We embarked on an adventure doing the new 5 peaks via the Pacific Crest Trail (PCT – 2600 miles from Mexico to Canada) headed by Hiking for Health and Happiness (3H) group with Ricardo Cruz as the lead and the assistance of the 3H family. We explored the PCT from mile 378 to mile 386 at the same time reaching the summits of the 5 peaks. In sequential hiking order, the peaks are Mt. Baden-Powell (9,399 ft.), Mt. Burnham (9,001 ft.), Throop Peak (9,142 ft.), Mt. Hawkins (8,038 ft.), and Mt. Islip (8,250 ft.), located in the Angeles National Forest and in between the cities of Wrightwood and Valyermo but still part of the Los Angeles County.
Since the hike is a one way trip from Vincent Gap to Islip Saddle, 3H parked one SUV at Islip Saddle. Meeting time was 5:30 am at McDonald’s in Phelan for those who were not familiar with the area. Some went straight to Vincent Gap parking lot near the Angeles Crest Highway (Highway 2). It’s a long drive from my home but it’s worth the trip especially when I carpooled with Lissinia Aguilar. An Adventure Pass is need to park here. A total of 28 hikers came along in this adventure. Among them are carrying their heavy backpacks (40 lbs. for men and 30 lbs. for women) for their Mt. Whitney training.
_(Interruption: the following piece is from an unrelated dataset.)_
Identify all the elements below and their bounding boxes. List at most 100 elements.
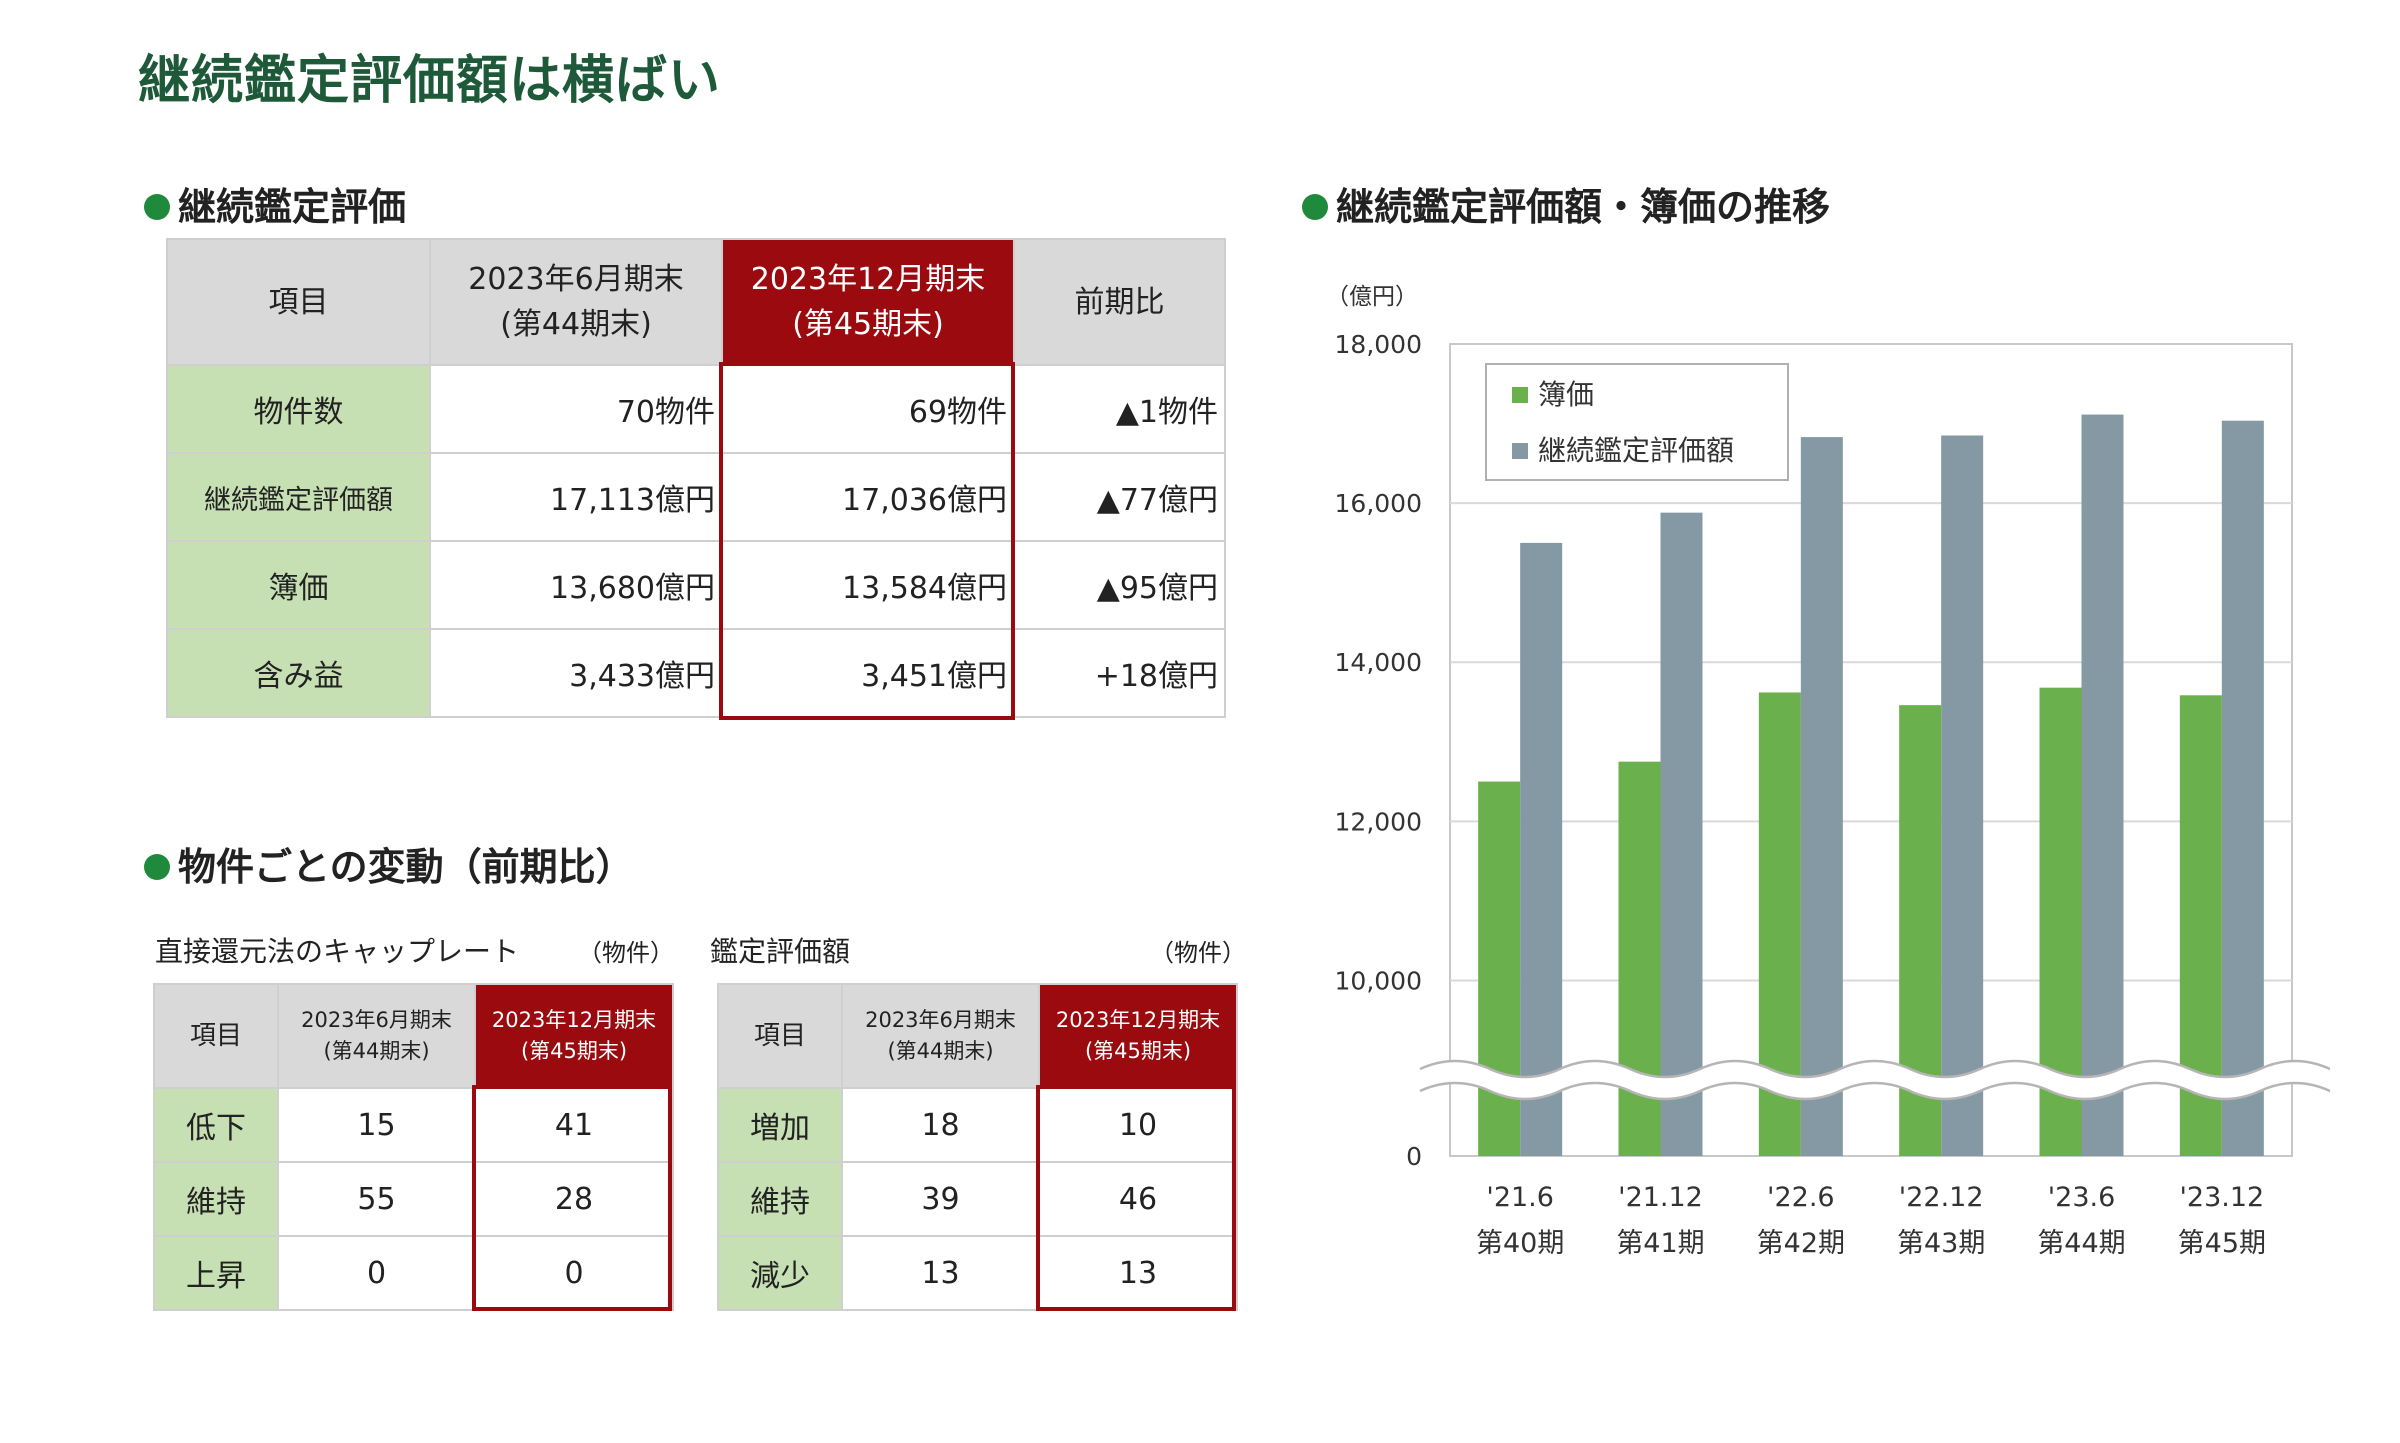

They will be going on the 2nd weekend of July.
Our hike started at 6:50 am from Vincent Gap to our first peak, Mt. Baden-Powell, named after a British officer who started the Boys Scouts in 1907, Lord Robert Baden-Powell. The highest of the 5 peaks, it took us 4 miles and 40 switchbacks to reach the top. There was a bench along the way for hikers that needed to rest. That was the only bench on the trail. The elevation gain wasn’t as scary as I thought it would be when I saw the Google photo. It was a good thing that the hardest climb was done first. You will know that you reached the summit when you see the plaque dedicated to Baden-Powell. There are also 2 circular markers and 1 flag stand for the boys scouts to put their flag in. We had a short break at the top, eating snacks, and snapping photos.
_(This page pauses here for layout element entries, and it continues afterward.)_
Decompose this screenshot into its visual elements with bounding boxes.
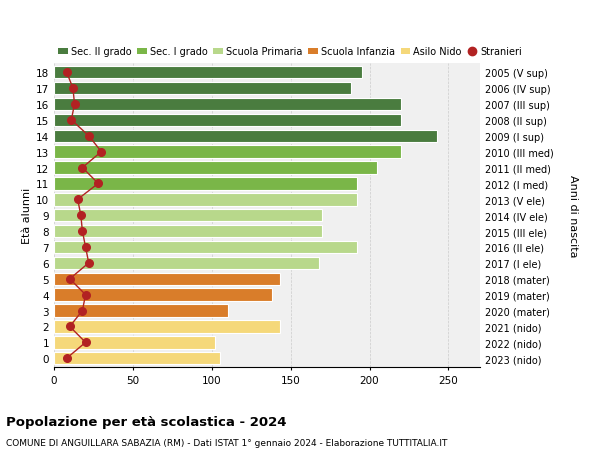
Bar: [54, 305, 227, 317]
Bar: [54, 67, 362, 79]
Bar: [54, 146, 401, 158]
Bar: [54, 178, 357, 190]
Bar: [54, 99, 401, 111]
Bar: [54, 336, 215, 349]
Y-axis label: Età alunni: Età alunni: [22, 188, 32, 244]
Bar: [54, 210, 322, 222]
Bar: [54, 83, 350, 95]
Bar: [54, 320, 280, 333]
Bar: [54, 225, 322, 238]
Bar: [54, 130, 437, 143]
Legend: Sec. II grado, Sec. I grado, Scuola Primaria, Scuola Infanzia, Asilo Nido, Stran: Sec. II grado, Sec. I grado, Scuola Prim…: [54, 44, 526, 61]
Bar: [54, 289, 272, 301]
Bar: [54, 353, 220, 364]
Text: COMUNE DI ANGUILLARA SABAZIA (RM) - Dati ISTAT 1° gennaio 2024 - Elaborazione TU: COMUNE DI ANGUILLARA SABAZIA (RM) - Dati…: [6, 438, 448, 448]
Bar: [54, 114, 401, 127]
Text: Popolazione per età scolastica - 2024: Popolazione per età scolastica - 2024: [6, 415, 287, 428]
Bar: [54, 257, 319, 269]
Bar: [54, 273, 280, 285]
Bar: [54, 162, 377, 174]
Y-axis label: Anni di nascita: Anni di nascita: [568, 174, 577, 257]
Bar: [54, 241, 357, 254]
Bar: [54, 194, 357, 206]
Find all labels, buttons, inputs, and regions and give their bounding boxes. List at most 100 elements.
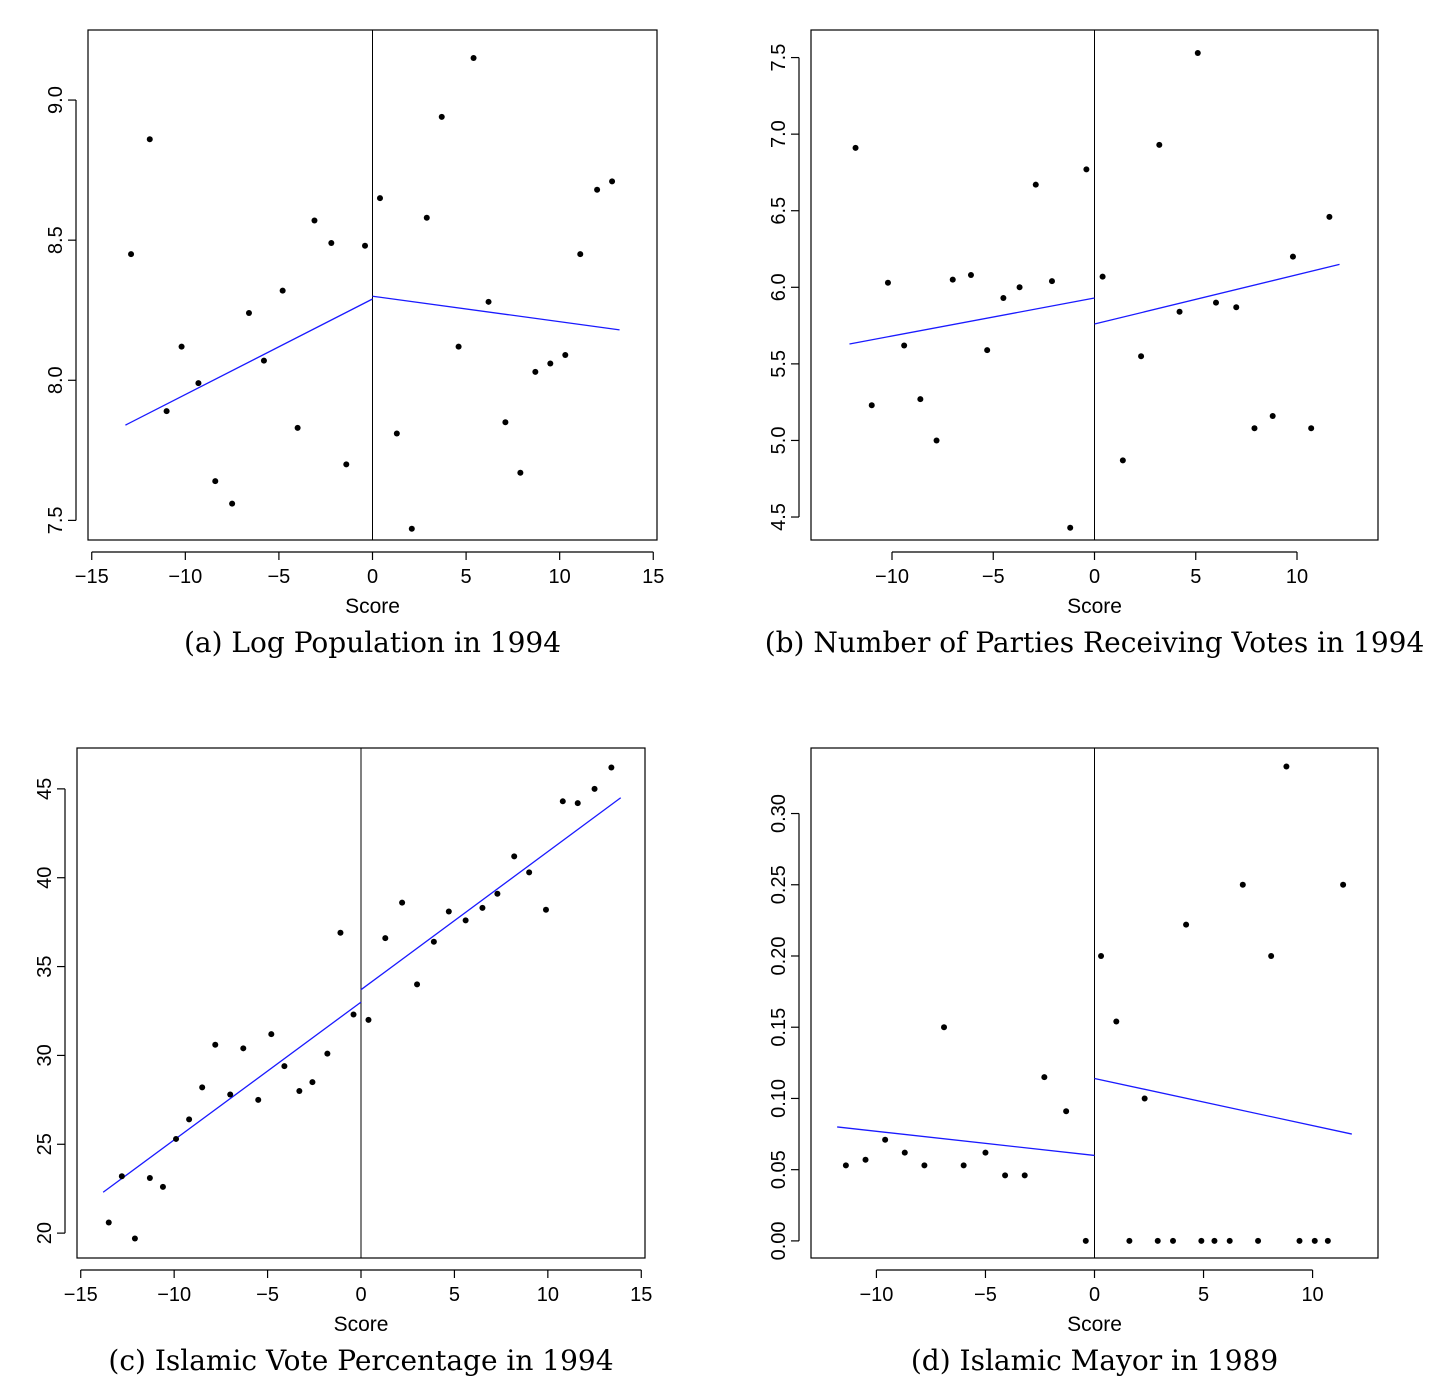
data-point <box>933 437 940 444</box>
y-tick-label: 30 <box>34 1044 56 1066</box>
data-point <box>862 1156 869 1163</box>
x-tick-label: 15 <box>630 1284 652 1306</box>
data-point <box>438 113 445 120</box>
y-tick-label: 6.5 <box>768 197 790 225</box>
x-tick-label: −15 <box>75 566 109 588</box>
data-point <box>382 935 389 942</box>
data-point <box>1283 763 1290 770</box>
fit-line <box>125 298 373 426</box>
data-point <box>1141 1095 1148 1102</box>
data-point <box>842 1162 849 1169</box>
data-point <box>146 1175 153 1182</box>
data-point <box>470 55 477 62</box>
y-tick-label: 6.0 <box>768 273 790 301</box>
data-point <box>479 904 486 911</box>
x-tick-label: −5 <box>256 1284 279 1306</box>
x-tick-label: 0 <box>1089 566 1100 588</box>
y-tick-label: 0.25 <box>768 865 790 904</box>
data-point <box>311 217 318 224</box>
y-tick-label: 0.20 <box>768 937 790 976</box>
data-point <box>1326 213 1333 220</box>
data-point <box>199 1084 206 1091</box>
data-point <box>362 242 369 249</box>
x-tick-label: −5 <box>974 1284 997 1306</box>
data-point <box>1126 1237 1133 1244</box>
data-point <box>542 906 549 913</box>
x-tick-label: 5 <box>1198 1284 1209 1306</box>
x-tick-label: 15 <box>642 566 664 588</box>
y-tick-label: 40 <box>34 867 56 889</box>
data-point <box>1296 1237 1303 1244</box>
data-point <box>502 419 509 426</box>
data-point <box>281 1063 288 1070</box>
data-point <box>949 276 956 283</box>
data-point <box>594 186 601 193</box>
panel-d: −10 −5 0 5 10 0.00 0.05 0.10 0.15 0.20 0.25 0.30 Sco… <box>768 747 1379 1377</box>
data-point <box>852 144 859 151</box>
y-tick-label: 7.5 <box>45 506 67 534</box>
data-point <box>591 785 598 792</box>
y-tick-label: 45 <box>34 778 56 800</box>
data-point <box>1308 425 1315 432</box>
data-point <box>1000 295 1007 302</box>
data-point <box>163 408 170 415</box>
y-tick-label: 0.00 <box>768 1221 790 1260</box>
data-point <box>1113 1018 1120 1025</box>
data-point <box>868 402 875 409</box>
x-tick-label: 0 <box>1089 1284 1100 1306</box>
data-point <box>131 1235 138 1242</box>
panel-a: −15 −10 −5 0 5 10 15 7.5 8.0 8.5 9.0 Score (a) Log P… <box>45 29 664 659</box>
data-point <box>1002 1172 1009 1179</box>
data-point <box>324 1050 331 1057</box>
y-tick-label: 20 <box>34 1222 56 1244</box>
data-point <box>350 1011 357 1018</box>
data-point <box>393 430 400 437</box>
data-point <box>178 343 185 350</box>
data-point <box>982 1149 989 1156</box>
data-point <box>1226 1237 1233 1244</box>
data-point <box>1194 49 1201 56</box>
y-tick-label: 5.5 <box>768 350 790 378</box>
x-tick-label: 0 <box>355 1284 366 1306</box>
data-point <box>1311 1237 1318 1244</box>
data-point <box>227 1091 234 1098</box>
data-point <box>268 1031 275 1038</box>
data-point <box>577 251 584 258</box>
data-point <box>1269 412 1276 419</box>
data-point <box>296 1087 303 1094</box>
y-tick-label: 8.0 <box>45 366 67 394</box>
y-tick-label: 7.5 <box>768 44 790 72</box>
data-point <box>1063 1108 1070 1115</box>
data-point <box>414 981 421 988</box>
data-point <box>884 279 891 286</box>
data-point <box>1183 921 1190 928</box>
data-point <box>526 869 533 876</box>
data-point <box>1041 1074 1048 1081</box>
x-tick-label: −10 <box>157 1284 191 1306</box>
x-tick-label: −5 <box>982 566 1005 588</box>
data-point <box>984 347 991 354</box>
data-point <box>128 251 135 258</box>
data-point <box>1016 284 1023 291</box>
y-tick-label: 8.5 <box>45 226 67 254</box>
fit-line <box>849 297 1095 345</box>
y-tick-label: 35 <box>34 955 56 977</box>
y-tick-label: 7.0 <box>768 120 790 148</box>
data-point <box>229 500 236 507</box>
data-point <box>967 272 974 279</box>
data-point <box>462 917 469 924</box>
data-point <box>376 195 383 202</box>
data-point <box>1083 166 1090 173</box>
fit-line <box>102 1001 362 1193</box>
x-axis-label: Score <box>1067 595 1122 618</box>
x-tick-label: −10 <box>859 1284 893 1306</box>
data-point <box>1340 881 1347 888</box>
data-point <box>1255 1237 1262 1244</box>
data-point <box>532 368 539 375</box>
fit-line <box>1094 263 1340 325</box>
data-point <box>245 310 252 317</box>
x-tick-label: 5 <box>1190 566 1201 588</box>
data-point <box>901 1149 908 1156</box>
data-point <box>423 214 430 221</box>
data-point <box>1251 425 1258 432</box>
1.3 miles away, we then summit Mt. Burnham, named after Frederick R. Burnham, a famous American military scout, who became an inspiration to Lord Baden-Powell for founding the Boys Scouts. At the top, we took a short break and I got my shot with the famous heels. 😀 Harvey Fiji stripped his shirt off with Lissinia showing her hiking heels in their tradition of their hike to Iron Mountain. 🙂 Coming down a slope was an exhilarating experience by itself. We got “off-roading” and sliding down until we reached the trail that leads us to the next peak.
Another 1.6 miles, our 3rd summit was at Throop Peak, named after Amos G. Throop, founder of Caltech. When we reached the top, we saw a plaque also dedicated to him. We took a short break and had some snacks.
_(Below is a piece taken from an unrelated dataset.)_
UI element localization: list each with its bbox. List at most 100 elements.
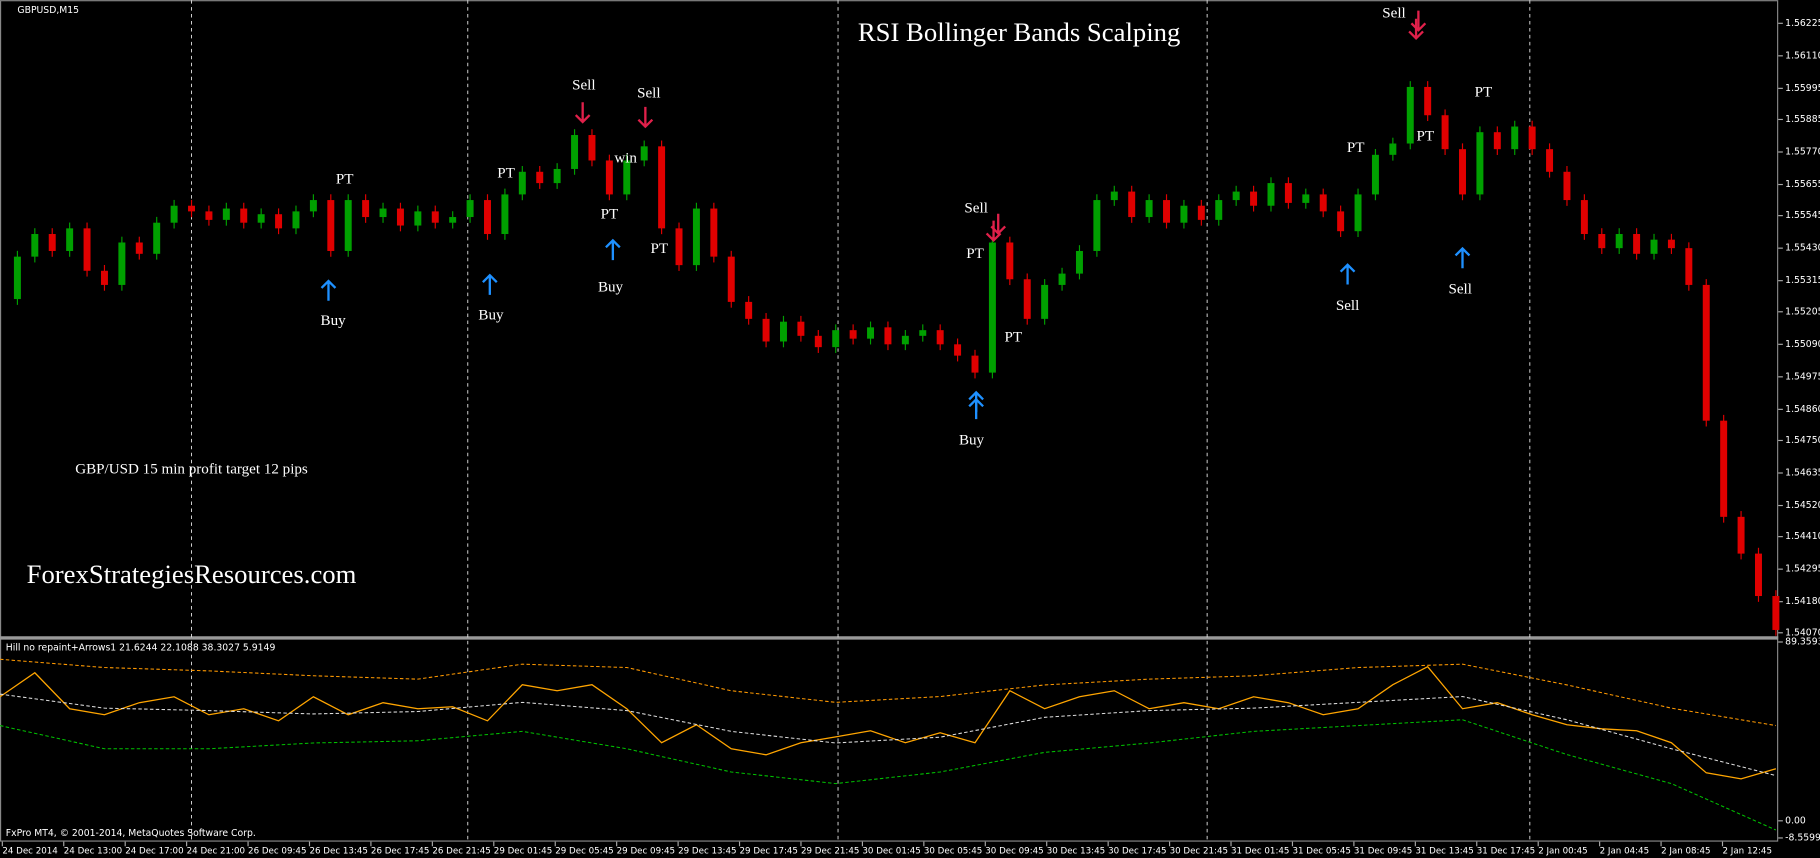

We then head of 1.2 miles towards Mt. Hawkins, named after Nellie Hawkins, a popular waitress from the long gone Squirrel Inn on the North Fork of the San Gabriel Canyon which was once a booming goldmining area. There was no marker here, but I wonder how we get our names on these mountain peaks. I have to travel back in time in my Delorean. 😀
It’s 3 miles to Mt. Islip, named after George Islip, who homesteaded in the San Gabriel Canyon in the 1880s. Before reaching the top for another 0.8 mile, we first stopped at Windy Gap. It is indeed windy in this area, hence the name. I had to hold my hat. It’s one of my priceless possessions. 🙂 It looks like a graveyard of trees along the way to the peak. An eerie sight of lots of fallen trees and some still standing but withered. These were caused by the devastating 2002 Curve Fire. At the 5th and final peak, we saw a small cabin with no roof. Same as the other peaks, there were awesome views all around. We met other hikers on this peak. Took a short break, ate my lite lunch, then had our group photos. Tiring after the 5th peak, I jokingly said on to our 6th peak. 😀
Heading back down from peak to Islip Saddle parking lot is about 3.6 miles. Maglory Maza took the lead. First, we stopped by Little Jimmy Campground. There were lots of campers around. Ricardo gave a short speech with Lissinia doing the English translation. Thanked everyone for coming and mentioned future hikes and adventure such as the trip to Havasupai at the end of June headed by Christina Flores-Hinojosa. Jokingly mentioned we should all BFF her if we want to go next time.
The weather was so perfectly cool during our hike. At times, it became cold if you’re not moving. It took the group 10 hours to complete when we reached the Islip Saddle. We lined up just as we did during the end of our Cucamonga Peak and the 3 Tee’s hikes by giving a high five to each hiker who completed the hike. It has now become a tradition doing this and it’s an awesome feeling when your hiking peers acknowledge and congratulate you for a job well done. Sergio Cruz drove with 4 SUV drivers back to Vincent Gap and later on pick the rest of the hikers at Islip Saddle. It was a strenuous hike. As Ricardo mentioned to us that it was his hardest hike yet considering that he was carrying a heavy backpack. I met some new friends along the way. I had a great time. This one’s in the memory books.